Proving A Slip and Fall Claim in Michigan

If you have fallen and believe that you were not at fault for this accident, contact a medical malpractice lawyer in Michigan and ask for their legal counsel so you can file a slip and fall claim. However, the best medical malpractice lawyers and personal injury lawyers will not only give you advice but support you throughout the claim filing process and assist you should you end up needing to go to court.

Here is a helpful primer on how to prove a slip and fall claim in Michigan.

There are four elements of a slip and fall injury that a victim must be able to prove if they want to have grounds to file a valid claim and attempt to gain compensation.

Injury

The first fact that must be proven in a slip and fall or trip and fall injury case is damages caused by the accident. There must be clear evidence of the damage done and the harm inflicted on the victim due to having slipped and fallen.

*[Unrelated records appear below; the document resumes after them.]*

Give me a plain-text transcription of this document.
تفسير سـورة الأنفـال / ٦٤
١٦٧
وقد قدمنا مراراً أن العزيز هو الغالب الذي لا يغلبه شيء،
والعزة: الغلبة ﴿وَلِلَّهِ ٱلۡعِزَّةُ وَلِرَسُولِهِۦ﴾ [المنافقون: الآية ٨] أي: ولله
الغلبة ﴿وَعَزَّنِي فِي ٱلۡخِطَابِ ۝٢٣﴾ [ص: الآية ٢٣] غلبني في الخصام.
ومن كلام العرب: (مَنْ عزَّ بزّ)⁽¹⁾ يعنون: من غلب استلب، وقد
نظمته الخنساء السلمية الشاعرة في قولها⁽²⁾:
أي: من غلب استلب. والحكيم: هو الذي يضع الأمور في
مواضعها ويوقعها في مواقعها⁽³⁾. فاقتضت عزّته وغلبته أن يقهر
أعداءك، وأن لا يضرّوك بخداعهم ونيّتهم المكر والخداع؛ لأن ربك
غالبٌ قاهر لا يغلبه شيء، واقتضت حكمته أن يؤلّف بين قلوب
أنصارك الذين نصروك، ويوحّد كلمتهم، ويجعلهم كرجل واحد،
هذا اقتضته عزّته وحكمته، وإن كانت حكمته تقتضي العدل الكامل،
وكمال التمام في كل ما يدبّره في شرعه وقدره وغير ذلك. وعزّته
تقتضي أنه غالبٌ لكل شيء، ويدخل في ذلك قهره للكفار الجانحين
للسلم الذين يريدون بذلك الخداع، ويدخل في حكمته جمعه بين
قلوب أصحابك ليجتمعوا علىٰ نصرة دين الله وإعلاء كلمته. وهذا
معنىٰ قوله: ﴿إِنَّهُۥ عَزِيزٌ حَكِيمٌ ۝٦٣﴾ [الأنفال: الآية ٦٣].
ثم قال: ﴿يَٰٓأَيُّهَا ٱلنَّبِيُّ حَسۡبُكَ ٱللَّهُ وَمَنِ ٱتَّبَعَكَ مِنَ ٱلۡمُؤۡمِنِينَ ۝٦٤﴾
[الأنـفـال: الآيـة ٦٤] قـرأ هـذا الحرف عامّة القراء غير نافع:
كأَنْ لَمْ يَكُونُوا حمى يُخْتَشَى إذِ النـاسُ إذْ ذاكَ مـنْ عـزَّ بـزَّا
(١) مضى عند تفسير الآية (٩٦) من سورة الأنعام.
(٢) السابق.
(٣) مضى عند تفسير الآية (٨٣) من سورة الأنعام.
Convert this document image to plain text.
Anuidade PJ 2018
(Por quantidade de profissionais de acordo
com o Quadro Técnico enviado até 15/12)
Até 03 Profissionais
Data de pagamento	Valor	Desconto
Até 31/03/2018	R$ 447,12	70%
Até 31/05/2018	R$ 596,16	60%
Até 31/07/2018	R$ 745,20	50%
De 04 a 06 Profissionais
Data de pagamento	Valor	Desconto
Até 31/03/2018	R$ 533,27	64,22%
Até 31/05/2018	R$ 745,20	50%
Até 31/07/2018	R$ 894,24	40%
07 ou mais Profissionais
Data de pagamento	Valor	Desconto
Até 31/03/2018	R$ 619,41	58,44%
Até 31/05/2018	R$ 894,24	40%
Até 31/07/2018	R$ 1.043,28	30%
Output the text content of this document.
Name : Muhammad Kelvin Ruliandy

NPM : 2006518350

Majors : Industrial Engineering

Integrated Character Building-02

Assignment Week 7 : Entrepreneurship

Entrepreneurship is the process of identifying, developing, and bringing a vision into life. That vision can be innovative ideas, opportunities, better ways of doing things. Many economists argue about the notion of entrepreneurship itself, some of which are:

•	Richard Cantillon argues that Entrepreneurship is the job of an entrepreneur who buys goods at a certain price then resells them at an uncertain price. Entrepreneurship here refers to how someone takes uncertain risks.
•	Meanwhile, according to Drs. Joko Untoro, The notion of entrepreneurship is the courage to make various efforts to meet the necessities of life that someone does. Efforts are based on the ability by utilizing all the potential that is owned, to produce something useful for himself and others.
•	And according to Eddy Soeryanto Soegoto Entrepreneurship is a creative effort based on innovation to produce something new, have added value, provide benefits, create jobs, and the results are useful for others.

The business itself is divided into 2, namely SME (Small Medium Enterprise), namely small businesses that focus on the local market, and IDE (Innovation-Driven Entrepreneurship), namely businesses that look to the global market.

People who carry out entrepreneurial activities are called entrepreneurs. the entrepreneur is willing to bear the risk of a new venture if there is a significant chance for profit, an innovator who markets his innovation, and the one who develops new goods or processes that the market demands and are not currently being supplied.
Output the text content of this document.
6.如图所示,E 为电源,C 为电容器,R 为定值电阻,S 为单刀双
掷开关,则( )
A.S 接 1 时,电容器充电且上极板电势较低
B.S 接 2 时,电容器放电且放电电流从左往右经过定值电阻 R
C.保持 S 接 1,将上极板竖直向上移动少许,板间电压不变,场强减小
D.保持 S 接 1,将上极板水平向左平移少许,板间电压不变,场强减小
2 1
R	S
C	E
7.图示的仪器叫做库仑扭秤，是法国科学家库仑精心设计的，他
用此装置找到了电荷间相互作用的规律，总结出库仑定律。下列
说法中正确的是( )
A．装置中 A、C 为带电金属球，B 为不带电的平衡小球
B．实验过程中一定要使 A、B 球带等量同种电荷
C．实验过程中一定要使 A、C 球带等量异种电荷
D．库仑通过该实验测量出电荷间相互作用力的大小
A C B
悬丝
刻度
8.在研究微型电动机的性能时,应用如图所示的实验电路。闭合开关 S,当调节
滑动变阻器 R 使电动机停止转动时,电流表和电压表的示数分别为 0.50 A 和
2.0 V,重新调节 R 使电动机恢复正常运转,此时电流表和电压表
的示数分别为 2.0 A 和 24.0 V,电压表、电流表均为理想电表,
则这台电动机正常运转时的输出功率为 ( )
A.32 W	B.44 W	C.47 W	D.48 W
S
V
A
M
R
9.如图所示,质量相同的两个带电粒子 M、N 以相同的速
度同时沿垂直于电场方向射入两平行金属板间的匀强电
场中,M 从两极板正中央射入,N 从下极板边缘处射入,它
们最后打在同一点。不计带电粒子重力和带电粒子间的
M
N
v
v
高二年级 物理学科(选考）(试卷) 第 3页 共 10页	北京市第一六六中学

In many cases, this clear evidence can be obtained by visiting a physician and having them identify any damage that was caused by the injury. If you require a physician to assist you with this part of the process, your medical malpractice or personal lawyer will have the experience and contacts necessary to connect you with a trusted medical professional.

Proximate cause or causation

Causation is the second part of a slip and fall claim that needs to be proven in order to have a valid case. The victim has to be able to prove that a hazardous or unsafe condition on the defendant’s property definitively caused them to experience their accident.

For example, if a victim has epileptic seizures frequently, and experiences one while on the defendant’s property that causes them to fall and hit their head or experience other injuries, the seizure would not count as valid causation because the piece of property the victim was occupying was not at fault for the injury; the seizure caused the injury.

When medical malpractice law firms take on cases such as slip and fall claims, they devote a substantial amount of time and resources to investigating the site where the accident took place to definitively prove causation. Extensive witness testimony can also be helpful to prove causation, and law firms will also look into contacting witnesses who may have solid testimony and be able to corroborate the victim’s story.

Negligence

Under Michigan law, negligence on behalf of the property owner can be proven by showing that the owner of the property knew about conditions that could be dangerous and chose not to alert passersby to the possible danger or did not take any action to rectify the dangerous situation.

This can be broken down into two parts: The property owner’s knowledge or awareness that something on their property was wrong and dangerous, and their failure to do anything to correct the problem.

There is a reasonable amount of time in the law allowed when a property owner discovers a dangerous condition on their property, but they must still provide notice of the hazard to anyone on the property via signage or alerts.

Purpose on the property

The final element that must be proven is the reason the injured person was on the property in the first place. If the person is a tenant on the property or is an invitee by request of the property owner, then the owner of the property has a higher duty of care to them than they would to someone who is trespassing on the property.

However, when the trespasser is a child, and the owner knows about them, there is slightly more fault on behalf of the owner, who should have been aware both of their presence and of any hazards to children. Additionally, although their duty of care is limited with people who trespass, property owners are not allowed to set up “traps” that could cause injury to trespassers.